小田原から乗って来た小田急の車両は狭軌で、これより上を走る登山電車は標準軌。軌間が異なるためここで乗り換えとなる。
箱根湯本駅の登山電車側のホーム
待つこと暫し、登山電車が入線してきた。この深紅の車両はかなり前に配備された2000系電車で、愛称はサン・モリッツ号。姉妹鉄道の提携をしているスイス・レーティッシュ鉄道にオマージュしての命名だそうだ。老朽化に伴う車両更新で数年前に全面リニューアルされた模様だ。

名称から欧州製と思っていたが、車両壁面の小さな銘板には川崎重工と総合車両製作所の名があった。つまり日本製だった。走行音は案外と静粛でこの急勾配を登っているとは思われないほど。但し揺れは相応にある。乗り込んだ頃、戸外ではバタバタと大きな音を立てて雨が降り始めた。横浜、小田原からここまでは曇天だったが、いよいよ空が崩れて来た。

定刻で出発。山側に座ったので湯本の街は撮れなかった、雨が強く窓を打ち付けるのでどっち側でも状況は同じだ。標高が徐々に増すにつれ、雨とともに霧が出てきた。更に車両の揺れと手ブレ、窓への映り込み、そして照度不足で酷い画像しか撮れていなかったがご容赦願いたい。

出山鉄橋
これは早川に架かる鋼製トラス橋で文化庁の登録有形文化財。鉄橋通過時に早川の渓谷を狙ったが、前述の通り天候が悪く、窓ガラスが雨で洗われているためかオートフォーカスが迷ってうまく合わない。これまた酷い画像をご容赦願いたい。


スイッチバック
この登山鉄道は国内、いや世界的に見ても急勾配の鉄道路線だ。

現代の高性能電車の登坂能力をもってしても直線で登りきることが困難な箇所があり、途中でスイッチバックしながらゆっくり登り降りする。折り返し点は途中に三カ所あり、箱根湯本を正面向きで出発しても途中で逆方向、直ぐに正方向、また逆方向となり、つまり終点へは箱根湯本に座った方向の逆向きで到着となる。

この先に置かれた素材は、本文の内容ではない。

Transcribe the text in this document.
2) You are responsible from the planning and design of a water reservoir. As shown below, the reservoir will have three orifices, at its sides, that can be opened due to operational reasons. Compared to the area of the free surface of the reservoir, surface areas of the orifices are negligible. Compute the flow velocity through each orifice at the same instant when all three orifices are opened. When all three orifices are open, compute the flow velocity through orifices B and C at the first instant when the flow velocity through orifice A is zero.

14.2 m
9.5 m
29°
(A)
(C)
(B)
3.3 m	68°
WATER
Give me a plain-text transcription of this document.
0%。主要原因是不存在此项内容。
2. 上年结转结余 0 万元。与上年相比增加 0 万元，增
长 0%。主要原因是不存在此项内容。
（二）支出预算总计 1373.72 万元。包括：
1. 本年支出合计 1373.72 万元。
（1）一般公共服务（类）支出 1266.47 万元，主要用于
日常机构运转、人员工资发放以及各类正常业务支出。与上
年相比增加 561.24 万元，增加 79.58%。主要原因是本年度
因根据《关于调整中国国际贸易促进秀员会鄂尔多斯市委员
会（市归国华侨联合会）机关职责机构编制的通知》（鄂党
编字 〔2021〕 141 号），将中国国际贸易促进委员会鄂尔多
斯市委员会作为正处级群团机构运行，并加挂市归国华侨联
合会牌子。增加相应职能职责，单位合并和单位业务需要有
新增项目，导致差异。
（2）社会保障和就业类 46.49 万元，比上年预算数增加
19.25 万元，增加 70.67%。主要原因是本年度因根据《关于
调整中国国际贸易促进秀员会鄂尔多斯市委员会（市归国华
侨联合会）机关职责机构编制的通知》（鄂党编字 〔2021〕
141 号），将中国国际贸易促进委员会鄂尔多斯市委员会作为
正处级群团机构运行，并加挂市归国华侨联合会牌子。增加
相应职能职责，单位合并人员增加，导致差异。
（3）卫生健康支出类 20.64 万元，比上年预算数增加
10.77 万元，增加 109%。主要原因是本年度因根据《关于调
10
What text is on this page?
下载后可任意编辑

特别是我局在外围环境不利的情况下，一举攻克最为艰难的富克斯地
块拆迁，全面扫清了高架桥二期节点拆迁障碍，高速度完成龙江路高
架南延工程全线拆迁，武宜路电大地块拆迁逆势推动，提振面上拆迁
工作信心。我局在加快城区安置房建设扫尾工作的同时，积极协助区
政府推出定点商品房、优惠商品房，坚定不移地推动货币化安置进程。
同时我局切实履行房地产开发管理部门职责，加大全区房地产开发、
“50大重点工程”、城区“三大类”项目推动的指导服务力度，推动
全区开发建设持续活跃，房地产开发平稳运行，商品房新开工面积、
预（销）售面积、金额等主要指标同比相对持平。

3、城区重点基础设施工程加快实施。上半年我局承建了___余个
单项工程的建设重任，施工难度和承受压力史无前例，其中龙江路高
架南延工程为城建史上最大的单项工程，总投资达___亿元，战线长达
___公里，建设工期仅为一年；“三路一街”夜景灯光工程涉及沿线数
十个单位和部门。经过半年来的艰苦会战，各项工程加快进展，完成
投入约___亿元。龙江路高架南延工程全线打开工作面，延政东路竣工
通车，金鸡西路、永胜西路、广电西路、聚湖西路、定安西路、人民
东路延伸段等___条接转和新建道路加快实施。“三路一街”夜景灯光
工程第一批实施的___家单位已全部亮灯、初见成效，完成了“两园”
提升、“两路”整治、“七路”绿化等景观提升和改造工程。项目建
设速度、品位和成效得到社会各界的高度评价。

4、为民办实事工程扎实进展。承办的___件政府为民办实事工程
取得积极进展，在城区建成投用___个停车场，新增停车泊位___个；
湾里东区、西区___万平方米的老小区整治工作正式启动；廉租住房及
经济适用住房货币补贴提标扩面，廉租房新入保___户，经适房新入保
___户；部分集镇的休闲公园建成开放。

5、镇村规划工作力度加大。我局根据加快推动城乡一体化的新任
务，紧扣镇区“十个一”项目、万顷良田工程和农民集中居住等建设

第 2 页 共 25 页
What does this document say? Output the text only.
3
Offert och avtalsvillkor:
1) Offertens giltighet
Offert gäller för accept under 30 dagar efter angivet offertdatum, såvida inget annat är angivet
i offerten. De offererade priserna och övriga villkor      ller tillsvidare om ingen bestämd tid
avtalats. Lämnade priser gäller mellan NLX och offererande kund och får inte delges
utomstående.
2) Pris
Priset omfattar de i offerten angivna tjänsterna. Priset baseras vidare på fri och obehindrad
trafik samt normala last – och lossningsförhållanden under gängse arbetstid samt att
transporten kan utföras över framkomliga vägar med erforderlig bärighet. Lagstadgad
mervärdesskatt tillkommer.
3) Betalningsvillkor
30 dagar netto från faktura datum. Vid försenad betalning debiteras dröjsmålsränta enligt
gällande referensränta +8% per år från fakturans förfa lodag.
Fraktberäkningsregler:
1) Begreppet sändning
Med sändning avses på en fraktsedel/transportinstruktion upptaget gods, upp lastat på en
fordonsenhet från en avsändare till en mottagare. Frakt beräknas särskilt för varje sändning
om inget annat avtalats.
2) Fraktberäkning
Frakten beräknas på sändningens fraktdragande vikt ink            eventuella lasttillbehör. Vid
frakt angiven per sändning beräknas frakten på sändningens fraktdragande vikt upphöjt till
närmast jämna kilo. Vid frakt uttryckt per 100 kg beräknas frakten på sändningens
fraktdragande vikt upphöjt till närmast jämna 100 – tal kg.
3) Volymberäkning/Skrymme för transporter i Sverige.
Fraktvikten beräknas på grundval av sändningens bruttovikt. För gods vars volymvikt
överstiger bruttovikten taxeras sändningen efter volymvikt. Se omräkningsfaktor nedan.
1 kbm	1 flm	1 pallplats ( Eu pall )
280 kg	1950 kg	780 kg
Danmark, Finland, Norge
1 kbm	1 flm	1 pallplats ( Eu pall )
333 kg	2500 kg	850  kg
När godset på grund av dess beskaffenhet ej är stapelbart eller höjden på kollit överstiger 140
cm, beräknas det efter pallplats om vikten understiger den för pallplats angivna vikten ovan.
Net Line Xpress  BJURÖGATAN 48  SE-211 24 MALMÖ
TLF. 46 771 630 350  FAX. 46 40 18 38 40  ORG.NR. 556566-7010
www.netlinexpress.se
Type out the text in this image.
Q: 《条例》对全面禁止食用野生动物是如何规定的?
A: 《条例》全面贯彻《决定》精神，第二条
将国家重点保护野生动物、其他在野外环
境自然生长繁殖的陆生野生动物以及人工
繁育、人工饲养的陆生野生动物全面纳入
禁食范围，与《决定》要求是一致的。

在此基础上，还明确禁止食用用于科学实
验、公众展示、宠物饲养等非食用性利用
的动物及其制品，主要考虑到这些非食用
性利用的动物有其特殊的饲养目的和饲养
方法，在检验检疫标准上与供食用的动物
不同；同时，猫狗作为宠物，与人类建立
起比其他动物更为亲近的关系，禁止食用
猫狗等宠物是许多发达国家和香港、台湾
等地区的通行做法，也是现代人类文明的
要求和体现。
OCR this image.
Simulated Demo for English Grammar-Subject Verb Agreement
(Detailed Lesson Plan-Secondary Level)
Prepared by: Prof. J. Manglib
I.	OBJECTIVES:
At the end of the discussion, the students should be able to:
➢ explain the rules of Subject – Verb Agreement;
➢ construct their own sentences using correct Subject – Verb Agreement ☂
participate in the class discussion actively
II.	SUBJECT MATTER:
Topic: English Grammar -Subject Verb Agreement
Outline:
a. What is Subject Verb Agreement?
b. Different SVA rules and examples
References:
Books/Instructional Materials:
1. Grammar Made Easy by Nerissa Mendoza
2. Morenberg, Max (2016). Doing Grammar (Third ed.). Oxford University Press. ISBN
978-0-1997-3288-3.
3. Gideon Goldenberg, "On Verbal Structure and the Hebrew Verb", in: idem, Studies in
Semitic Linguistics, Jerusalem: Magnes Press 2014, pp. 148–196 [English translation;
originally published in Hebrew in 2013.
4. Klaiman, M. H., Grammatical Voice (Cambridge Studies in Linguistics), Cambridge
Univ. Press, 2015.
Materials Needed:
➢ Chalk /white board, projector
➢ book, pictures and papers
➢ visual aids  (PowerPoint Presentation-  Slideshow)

これらの写真は途中でスイッチバックする様子。上大平台信号所と書いた駅名標が立っているがここでの客扱いは当然なく、従って扉も開かない。乗務員、即ち運転士と車掌がプラットフォームに降り、互いに歩いて車両の先頭・後尾を交代する。

その度ごとに運転室の閉扉施錠、解錠開扉、運転台の前進・後退モードの切り替えを行うためそれなりの時間を要する。また単線であるため、上下線の擦り替えも同時に行う場所ではタイミングによっては待ち時間が長くなってしまう。客扱いのある大平台駅でもスイッチバックするが、写真には乗客が多数写り込んていたため掲載は自粛する。

強羅へ到着
強羅は自走式電車鉄道の終点である。

ここから更に上の早雲山へは牽引式の鋼索鉄道、すなわちケーブルカーが出ているし、早雲山から芦ノ湖の桃源台までは箱根ロープウェイが運行されている。

到着時、雨は一時的に止んでいた。乗って来たサンモリッツ号は折り返し箱根湯本行きとなる。右隣の留置線には2014年落成という3000形アレグラ号が停まっていた。両方並ぶと壮観だ。

強羅で行きたいところがあるというので家内にアテンドした。駅前に戻る頃にはまた雨が降り出し、しかも濃霧に包まれてホワイトアウトしてしまい視界が全然きかない状態に。

今日の一曲

カメラータから
木と皮の鼓動と副題の付いたソロ・パーカッションのアルバム。正確には1996年初版リリースが廃盤し、その復刻盤。これと同一プログラムのリサイタルが1995年の秋に開催されその名も「菅原淳パーカッション・リサイタル--木・皮の鼓動を求めて・・」はこの年の文化庁芸術祭優秀賞を獲得している。菅原淳は2007年まで読売日響の主席ティンパニストを務めていた知る人ぞ知るヴィルトゥオーゾ。現在は東京音大准教授、東京コンセルヴァトアール尚美(ディプロマ)講師(2009年時点)。